Diversified mining giant BHP Billiton saw shares
rise on Wednesday after reporting a 'solid' second quarter, according to analysts.
The company said it expects to deliver a compound annual growth rate (CAGR) of 10% in copper equivalent terms over the next two years. The firm said that this was due to the release of latent capacity at a number of its highest margin businesses and strong growth across our broader portfolio.
Shares were up 0.84% at 2,098.5p by 10:35.
Aluminium write-down speculation increases
While iron ore production (its biggest business) and petroleum output came in strong in the first half, the company highlighted the pressures facing its aluminium and nickel business, leading many to speculate that it could potentially follow in the footsteps of Rio Tinto by writing down the value of some assets.
Alumina production grew 17% to a record 2.4m tonnes in the first half, while aluminium and nickel output fell 10% and 2.0%, respectively. BHP warned that a strong Australian dollar
and a weak pricing environment "continued to place pressure on the group's Australian alumina and nickel operations".

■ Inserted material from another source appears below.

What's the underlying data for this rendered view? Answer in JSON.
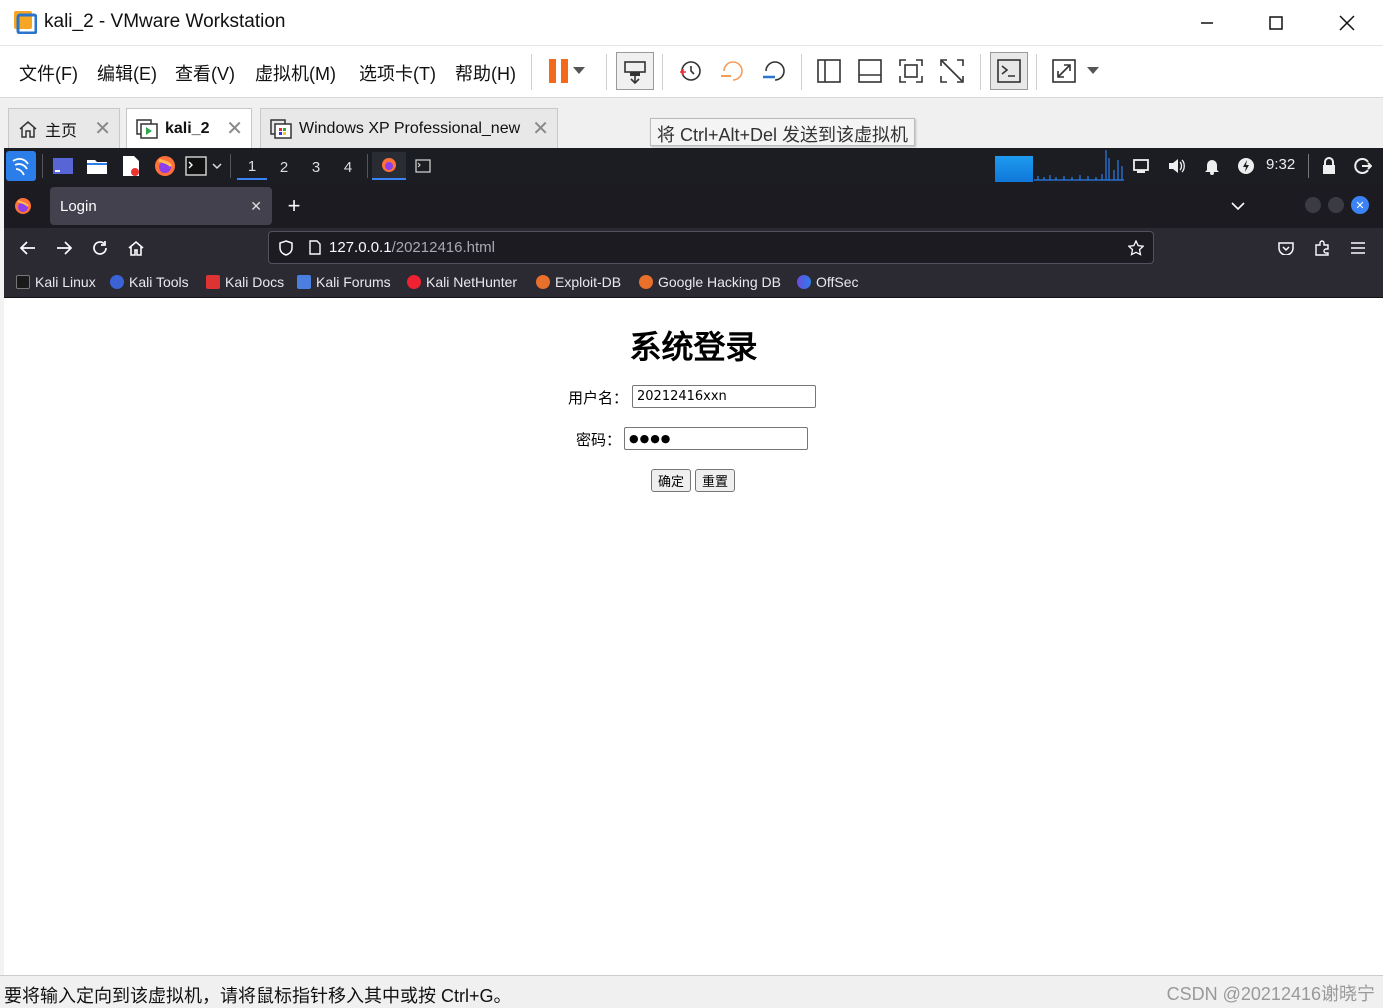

According to the Financial Times, the book value of BHP's aluminium assets is $8.6bn but analysts reckon they are worth around $5.4bn.
Last week, Rio's Chief Executive Officer stepped down after the company said it would recognise a non-cash impairment charge of around $14bn in its 2012 results, $10-11bn of which was due to a reduction in the value of its aluminium assets.
BHP's production report for the first six months of its fiscal year said that iron ore production and sales reached a record high for the 12th consecutive half year. Iron ore output rose to 81.96m tonnes in the half year to December 31st 2012, up 2% year-on-year "as the business continued to benefit from the company's decade long investment in supply chain capacity". The company reiterated its guidance of producing 183m tonnes of iron ore for the full year, up 5.0%.
Full-year petroleum production guidance also remains unchanged at 240m barrels of oil equivalent, after the company produced 121m barrels of oil equivalent in the first half, up 11% year-on-year.
As for the base metals, copper (+14%), zinc (+1.0%) and uranium oxide concentrate (+8.0%) all registered growth in production year-on-year, while lead (-20%) and silver (-12%) slipped. Elsewhere, manganese ore (+11%) and energy coal (+7.0%) production increase, while metallurgical coal output was flat.
BHP's diamonds business, which it has agreed to sell to Harry Winston Diamond Mines for $500m, continued to struggle, with output down 35% on the year before. The company said that the disposal of this division is expected in the first half of 2013.
BHP remains the top pick, says Nomura
Analysts at Nomura labelled the second quarter as "solid" on Wednesday, highlighting that the business remains on track to meet targets.
They noted that iron ore and petroleum production came in ahead of forecasts, while copper and thermal coal lagged slightly. Nevertheless, the 10% CAGR for copper equivalent production is in line with Nomura's expectations, analysts said.
"BHP remains our top pick among the global diversified miners and we regard it as a cornerstone investment in the sector. The group's diversification across the wider commodity space (bulks, base metals, oil) is complemented by its high-quality, tier-one asset base that generates attractive cash flow through the cycle."